A main topic of a workflow engine is the exception handling of tasks which failed during batch processing.
Luigi does not provide a pre-defined strategy for exception handling which have to be implemented individually
by the user, if possible. However, Luigi offers a mechanism for so called 'idempotent' tasks which are only run
once, given a specific set of parameters.
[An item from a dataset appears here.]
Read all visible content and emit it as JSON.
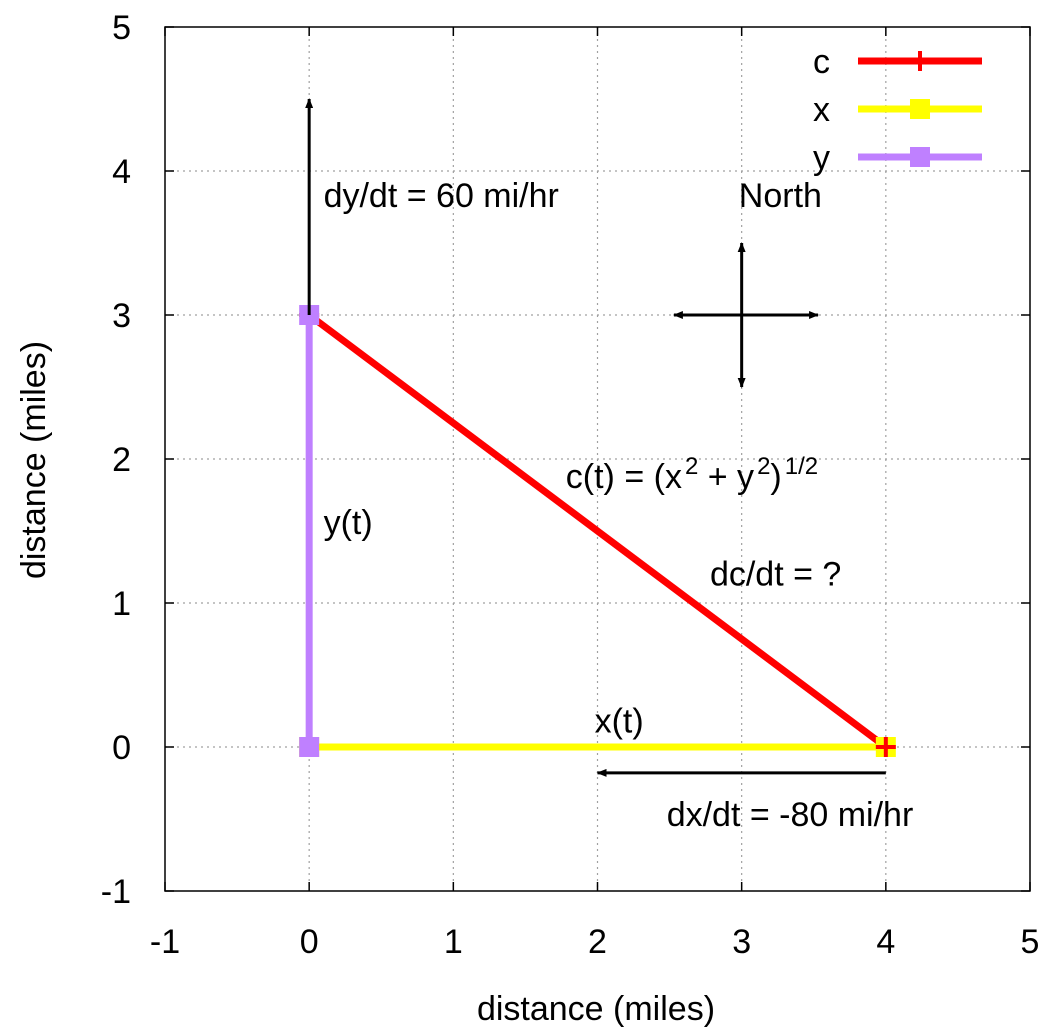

Hereby, Luigi skipps complete tasks while running a pipeline
the second time after encounting an unresolvable dependency (i.e. a predecessor task which failed while execution).
A more detailed strategy for exception handling is given in the following sections.
Exception: Workflow Engine
Description:
Exception handling through the workflow engine (e.g. after power failure, ...)
Approaches:
ID | Process | Exception Handling |
---|---|---|
1 | None. | None. |
2 | Tasks are stored within a database and updated whenever a task terminates.
| While start up Luigi, check and re-run open pipeline tasks. |
A successful task (with a docker container as target) can be defined in different ways:
- Given, a result file with a specified format (Contra: additional effort for data handling, error-prone due file formatting)
- Exit code of the docker container is equal to 0.
The second approach seems more accurate due simplicity.
Exception: Algorithm
Description:
Exception handling through algorithm containers (e.g. invalid parameters, unreachable database ...)
Approaches:
ID | Process | Exception Handling |
---|---|---|
1 | None. | None. |
2 | An algorithm continuously saves results which are deleted if an exception is thrown.
Clean up results Terminate with an error Else: Terminate without an error | While encountering an exception, clean up inconsistent results and terminate container with an error. |
3 | An algorithm persistently saves all or none results.
Terminate with an error Else: Save results Terminate without an error | Results are only saved if no exception was throws. Each algorithm is responsible for saving consistent results. |